According to mall management, the protesters were part of a "Solidarity with Greek Uprising" demonstration, which began in the Mission District earlier in the afternoon. An international day of action was called on Saturday to protest the death of a young man in Greece in early December.
A police source said five or six protesters were arrested for misdemeanor vandalism.
- Newspaper headlines in Athens focused on speculation that the current government might fall or be forced to reorganize.
- Six police vehicles were torched by unidentified hood-wearing assailants wielding petrol bombs in the west Athens district of Nea Philadelphia in the early hours of Sunday morning. The vehicles were parked outside the building of the police accounting department at Patriarchou Constantinou street, which also suffered damage in the attack.

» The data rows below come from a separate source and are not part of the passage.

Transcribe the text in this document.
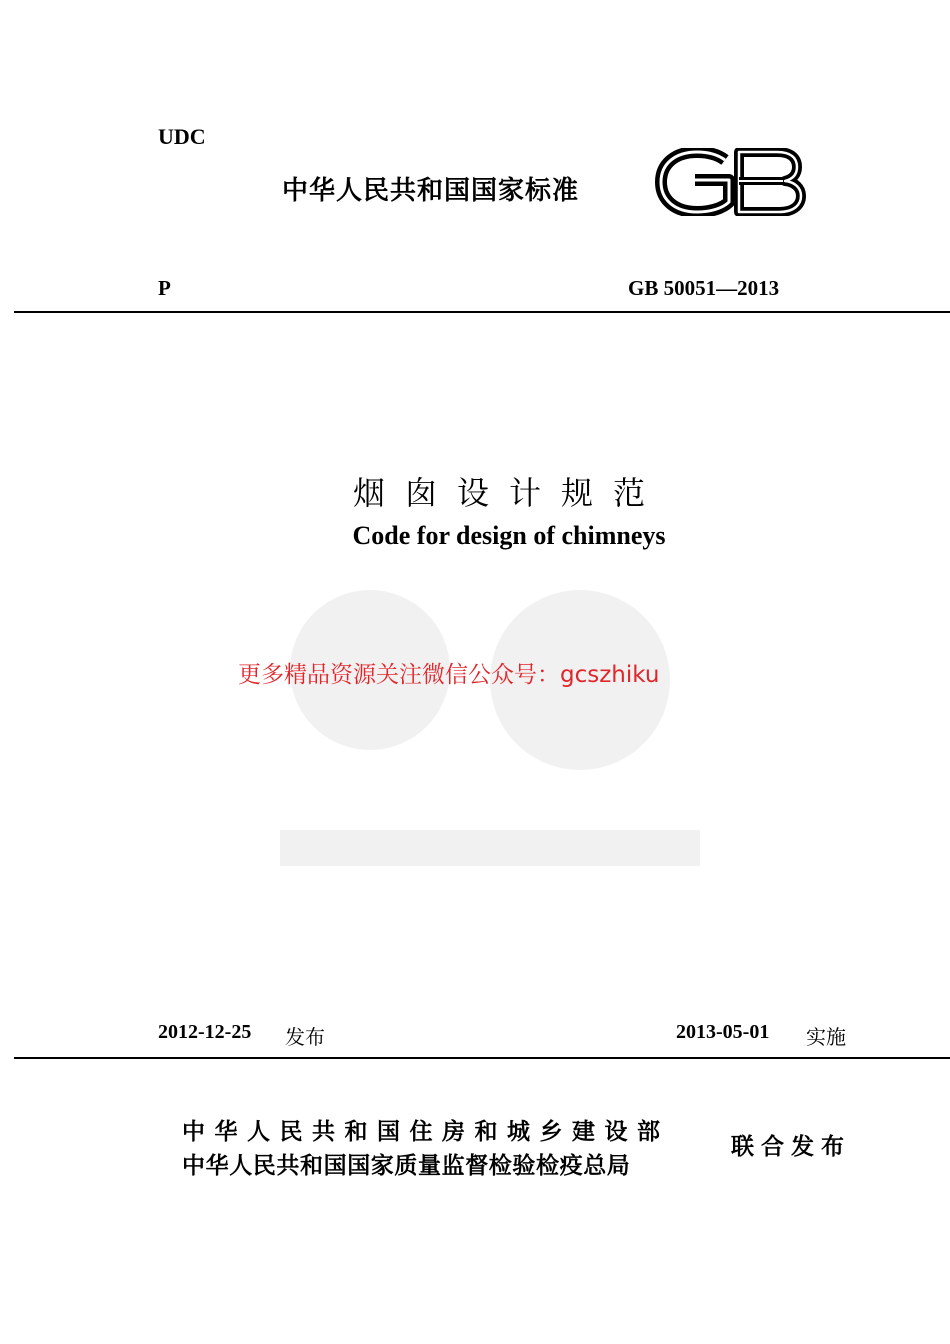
UDC
中华人民共和国国家标准
P	GB 50051—2013
烟囱设计规范
Code for design of chimneys
更多精品资源关注微信公众号：gcszhiku
2012-12-25 发布	2013-05-01 实施
中华人民共和国住房和城乡建设部
中华人民共和国国家质量监督检验检疫总局
联合发布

At around the same time, rioting and clashes with riot police continued in the area around the Athens Polytechnic (National Technical University of Athens), with protestors again lobbing petrol bombs at police.
Earlier, a anti-racism rally in Syntagma Square had led to another violent confrontation between protestors and riot police when a group tried to deposit bags of rubbish at the foot of the new Christmas Tree set up in the square by the Athens municipality, replacing the tree torched on the first day of rioting triggered by the death of 15-year-old Alexis Grigoropoulos at the hands of police. Police used tear gas to disperse the protestors.
Protests over the events in Greece were also reported from abroad. Dozens were arrested and four police officers were injured in Hamburg on Saturday during clashes that broke out on the margins of a rally in support of the protest movement in Greek high schools.
There was also a small protest by some 15 demonstrators who picketed the Greek Consulate in New York to protest against police brutality worldwide.
- Occupied London is reporting that the administration of Athens Polytechnic has bypassed the usual process and given the police indirect authority to enter the campus:
A few moments ago one of the pro-vice-chancellors of the Athens Polytechnic announced to the people inside the occupied building that the control of the building is no longer with the university senate and that it has been passed on to an attorney general instead. Anarchist radio 98 FM reports that the senate has ordered the university guards to leave their positions.
There is a general assembly happening right now at the Athens Polytechnic, with people deciding whether they should leave the building or not.
What the pro-vice-chancellor claimed to have happened is absurd and 100% illegal even by the state’s own laws. What we are all fearing is that a police operation inside the Polytechnic is imminent. This would be the first time in over a decade that such an operation takes place - and the first time ever that police enter university grounds with a mass operation without prior permission by the senate.
If the occupiers remain and the police do attempt to clear the campus, the backlash from such an action could be intense. A defiant statement has now been issued calling for a mass convergence on the campus.
- Four gas stations were vandalized yesterday in Tacoma, Washington in solidarity with the Greek riots: "Early on the morning of the 20th, in memory of the 15 year old hero Alexandros Grigoropoulos and all those murdered by the police and other defenders of this false and rotting order, and in memory of our own lives, fuel hoses were slashed, pump consoles were destroyed, and the message 'walk to work and murder your boss' was left at two Shell stations and two Chevron stations in Tacoma."
- Here's a TV news report, containing some misinformation, on a solidarity protest in Turkey.

2 comments:
Daily report: http://dc.indymedia.org/newswire/display/145035/index.php
as someone who was there, the SF Gate article is highly inaccurate, by the way. for one thing, protesters did not throw food or knock over planters, those actions were caused by the police when they started shoving people into planters, which knocked them over or slightly damaged plants. the food that was meant to feed the protesters was knocked over directly by the police. it was a fairly successful hours-long protest, despite inaccurate media reports.